Jim Duignan is a Chicago artist and professor of visual art in the College of Education at DePaul University. He started the Stockyard Institute in 1995 as an artist project and a small community institute in the Back of the Yards neighborhood of south Chicago. From the start, the Stockyard Institute was a community center working to collectively design and organize visual and pedagogical projects alongside youth, artists, teachers, community members, and the public, which speculate on art, education, aesthetics, and the city.
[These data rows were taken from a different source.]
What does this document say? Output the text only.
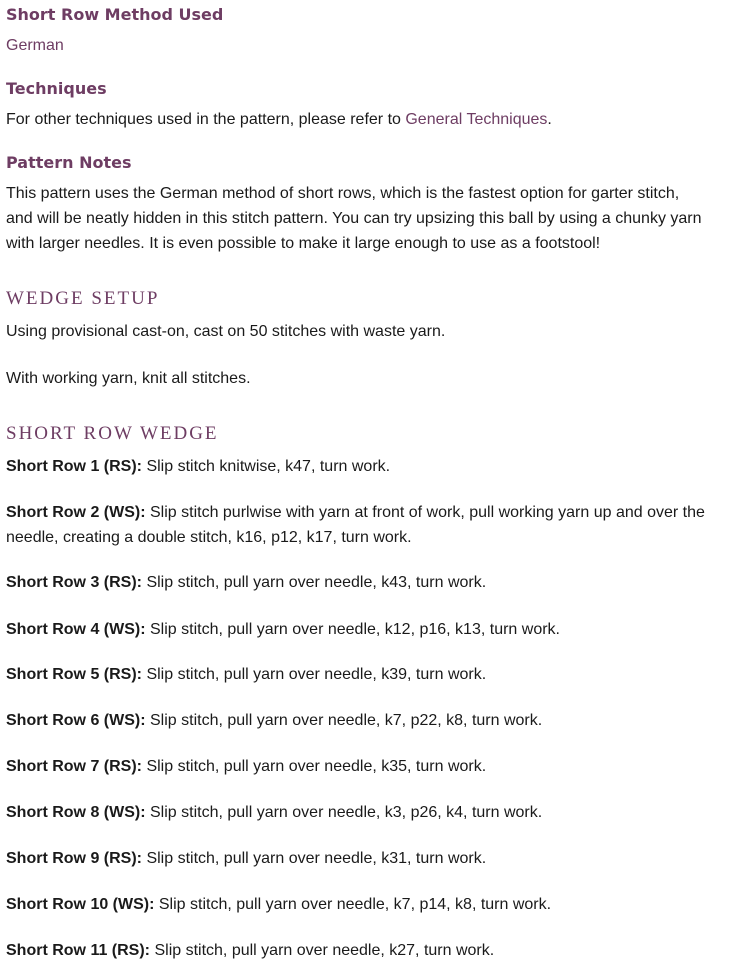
Short Row Method Used

German

Techniques

For other techniques used in the pattern, please refer to General Techniques.

Pattern Notes

This pattern uses the German method of short rows, which is the fastest option for garter stitch,

and will be neatly hidden in this stitch pattern. You can try upsizing this ball by using a chunky yarn

with larger needles. It is even possible to make it large enough to use as a footstool!

WEDGE SETUP

Using provisional cast-on, cast on 50 stitches with waste yarn.

With working yarn, knit all stitches.

SHORT ROW WEDGE

Short Row 1 (RS): Slip stitch knitwise, k47, turn work.

Short Row 2 (WS): Slip stitch purlwise with yarn at front of work, pull working yarn up and over the

needle, creating a double stitch, k16, p12, k17, turn work.

Short Row 3 (RS): Slip stitch, pull yarn over needle, k43, turn work.

Short Row 4 (WS): Slip stitch, pull yarn over needle, k12, p16, k13, turn work.

Short Row 5 (RS): Slip stitch, pull yarn over needle, k39, turn work.

Short Row 6 (WS): Slip stitch, pull yarn over needle, k7, p22, k8, turn work.

Short Row 7 (RS): Slip stitch, pull yarn over needle, k35, turn work.

Short Row 8 (WS): Slip stitch, pull yarn over needle, k3, p26, k4, turn work.

Short Row 9 (RS): Slip stitch, pull yarn over needle, k31, turn work.

Short Row 10 (WS): Slip stitch, pull yarn over needle, k7, p14, k8, turn work.

Short Row 11 (RS): Slip stitch, pull yarn over needle, k27, turn work.
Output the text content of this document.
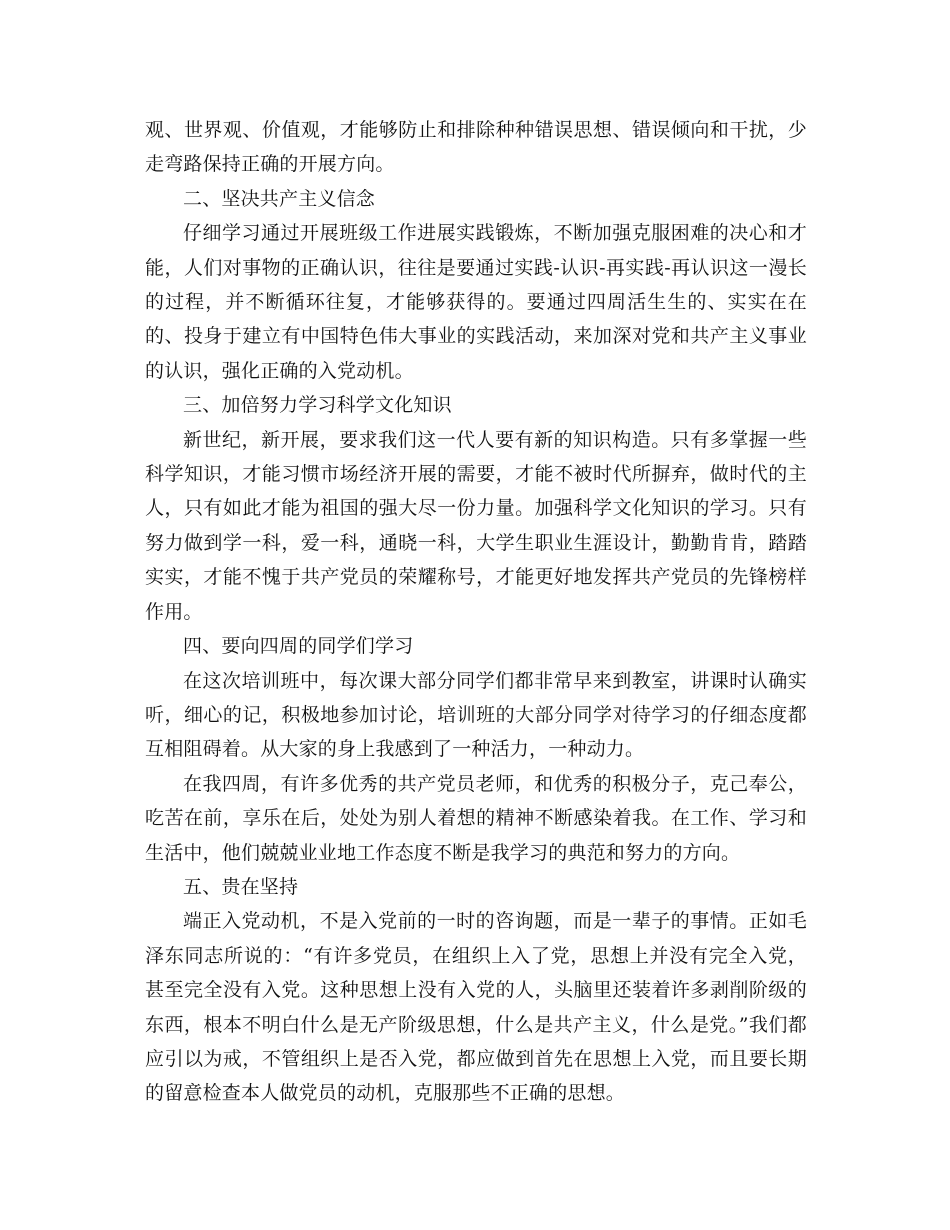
观、世界观、价值观，才能够防止和排除种种错误思想、错误倾向和干扰，少走弯路保持正确的开展方向。

二、坚决共产主义信念

仔细学习通过开展班级工作进展实践锻炼，不断加强克服困难的决心和才能，人们对事物的正确认识，往往是要通过实践-认识-再实践-再认识这一漫长的过程，并不断循环往复，才能够获得的。要通过四周活生生的、实实在在的、投身于建立有中国特色伟大事业的实践活动，来加深对党和共产主义事业的认识，强化正确的入党动机。

三、加倍努力学习科学文化知识

新世纪，新开展，要求我们这一代人要有新的知识构造。只有多掌握一些科学知识，才能习惯市场经济开展的需要，才能不被时代所摒弃，做时代的主人，只有如此才能为祖国的强大尽一份力量。加强科学文化知识的学习。只有努力做到学一科，爱一科，通晓一科，大学生职业生涯设计，勤勤肯肯，踏踏实实，才能不愧于共产党员的荣耀称号，才能更好地发挥共产党员的先锋榜样作用。

四、要向四周的同学们学习

在这次培训班中，每次课大部分同学们都非常早来到教室，讲课时认确实听，细心的记，积极地参加讨论，培训班的大部分同学对待学习的仔细态度都互相阻碍着。从大家的身上我感到了一种活力，一种动力。

在我四周，有许多优秀的共产党员老师，和优秀的积极分子，克己奉公，吃苦在前，享乐在后，处处为别人着想的精神不断感染着我。在工作、学习和生活中，他们兢兢业业地工作态度不断是我学习的典范和努力的方向。

五、贵在坚持

端正入党动机，不是入党前的一时的咨询题，而是一辈子的事情。正如毛泽东同志所说的：“有许多党员，在组织上入了党，思想上并没有完全入党，甚至完全没有入党。这种思想上没有入党的人，头脑里还装着许多剥削阶级的东西，根本不明白什么是无产阶级思想，什么是共产主义，什么是党。”我们都应引以为戒，不管组织上是否入党，都应做到首先在思想上入党，而且要长期的留意检查本人做党员的动机，克服那些不正确的思想。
The Stockyard Institute was influenced by an awareness of neighborhood histories and an under recognized group of community artists, architects, radical teachers, and local activists where a deep consideration of the social and civic forms of engagement were as critical to their practice as to their lives. The works and ideas of Jim Duignan and Stockyard Institute have been exhibited in the U.S. and Europe including Reykjavik Art Museum, Iceland, ICA, London, Allgirls Gallery in Berlin, Germany, rum46, Aarhus, Denmark, Galeria de la Escuela de Artes Plasticas, Puerto Rico, P74, Llubljiana, Slovenia, Mess Hall, Chicago, and published in the Atlantic Monthly, Prestel Books, New Art Examiner, Chicago Social Practice History Series, Artforum, Chicago Reader, Whitewalls, Proximity Magazine, Palm Press, AREA Chicago, Green Lantern Press, Set Up Tolerance, University of Chicago Press and The New York Times.